Di tengah kelam malam pada awal musim hujan, Arya Penangsang membuka tirai keheningan di antara mereka. “Terima kasih,” katanya kemudian, “Anda berempat tidak memaksakan diri dengan melanjutkan perkehalian yang sebenarnya berawal dari kesalahpahaman.”
Sebenarnya perkelahian terhenti bukan karena kesadaran empat orang yang datang dari Pajang, melainkan karena daya dorong tenaga yang memancar dari lengking siulan Arya Penangsang. Lalu ditambah lagi mereka pun terpukau oleh pesona gagah dan keberanian yang melekat dalam diri pemimpin Jipang itu. Namun mendengar kata-kata Arya Penangsang, empat orang itu hanya mampu tersenyum kecut. Dalam pikiran mereka, ucapan itu tidak lebih dari sindiran yang lebih cadas dari batu hitam Merapi.
Ki Tumengung Suradilaga seolah tidak yakin dengan kehadiran Arya Penangsng. Ia tidak mendengar bunyi selain suara mereka berempat. Tidak ada suara dari daun atau dahan yang bergoyang. Sejenak ia berpaling pada Ki Rangga Sembaga untuk meyakinkan dirinya, namun Ki Sembaga pun memberi tanda bahwa ia juga tidak mengerti.

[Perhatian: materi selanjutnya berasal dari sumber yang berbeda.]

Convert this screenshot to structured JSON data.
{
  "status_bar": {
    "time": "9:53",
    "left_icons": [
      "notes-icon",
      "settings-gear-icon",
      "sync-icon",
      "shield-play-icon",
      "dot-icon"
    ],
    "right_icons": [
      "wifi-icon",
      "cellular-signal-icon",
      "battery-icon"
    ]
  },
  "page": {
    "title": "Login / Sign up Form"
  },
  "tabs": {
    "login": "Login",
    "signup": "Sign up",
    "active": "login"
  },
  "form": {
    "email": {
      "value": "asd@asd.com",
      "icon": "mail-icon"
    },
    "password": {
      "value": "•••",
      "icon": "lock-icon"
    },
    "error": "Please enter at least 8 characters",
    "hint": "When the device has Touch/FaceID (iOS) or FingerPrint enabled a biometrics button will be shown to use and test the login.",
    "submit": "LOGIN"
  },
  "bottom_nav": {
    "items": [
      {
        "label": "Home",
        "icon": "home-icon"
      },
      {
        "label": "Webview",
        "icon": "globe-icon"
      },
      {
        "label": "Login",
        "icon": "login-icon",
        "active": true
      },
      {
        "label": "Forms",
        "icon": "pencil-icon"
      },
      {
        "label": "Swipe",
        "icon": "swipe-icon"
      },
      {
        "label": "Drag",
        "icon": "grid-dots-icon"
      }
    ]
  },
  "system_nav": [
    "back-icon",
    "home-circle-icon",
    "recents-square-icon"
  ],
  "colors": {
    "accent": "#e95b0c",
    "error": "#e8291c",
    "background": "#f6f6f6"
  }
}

“Aku tidak melihat bayangan apapun. Tidak pula mendengar kaki menginjak dahan, sedangkan aku melintasinya ketika menuju ke tempat ini,” gumam hati Ki Sedayu Tawang.
Tetapi Kidang Tlangkas justru berpikir tentang hal lain. Ia membayangkan akibat yang akan diterimanya jika peristiwa itu dilaporkan Arya Penangsang pada Adipati Hadiwijaya. “Kanjeng Adipati pasti menggantungku di alun-alun. Kesediaan Pangeran Parikesit untuk membebaskanku memang tidak diragukan, tetapi aku? Aku menantang seorang perwira berkelahi. Bukan satu, dua orang! Kegilaan seperti apa yang ada dlam pikiranku tadi?” ucap Kidang Tlangkas dalam hatinya. Tetapi ia segera membuang jauh bayangan buruk. Ia kembali pada keyakinannya bahwa seorang Kidang Tlangkas telah menegakkan paugeran. Bahwa tidak boleh ada orang mendekati Sambi Sari tanpa izin Adipati Pajang. Maka aliran napasnya menjadi tenang. Dentang jantungnya tidak lagi memukul dengan keras.
Sorot mata dingin Arya Penangsang menebar hawa mengerikan. Suasana tempat itu tiba-tiba berubah menjadi lebih mencekam. Kedatangan pemimpin Jipang seolah membawa keputusan yang akan mengakhiri hidup mereka.
Malam berjalan lebih pelan. Bahkan Kidang Tlangkas mengira bahwa waktu sempat terhenti oleh kehadiran Arya Penangsang.
Tiba-tiba ketika empat orang itu tenggelam dalam angan-angan, Arya Penangsang bergeser mendekat. Ia memberi tanda agar orang-orang berkumpul di depannya.
Bagi Kidang Tlangkas, itu seperti panggilan hakim yang akan memberinya hukuman mati. Perasaannya berbisik kepadanya bahwa Arya Penangsang adalah orang yang dikirim Adipati Hadiwijaya untuk mengikuti dua orang yang diintainya. “Sial,” lirih hati Kidang Tlangkas berkata sambil mencoba menatap langsung wajah Arya Penangsang, tetapi ia tidak mampu, debar hati Kidang Tlangkas kembali mengguncang, bahkan kini lebih keras dari sebelumnya.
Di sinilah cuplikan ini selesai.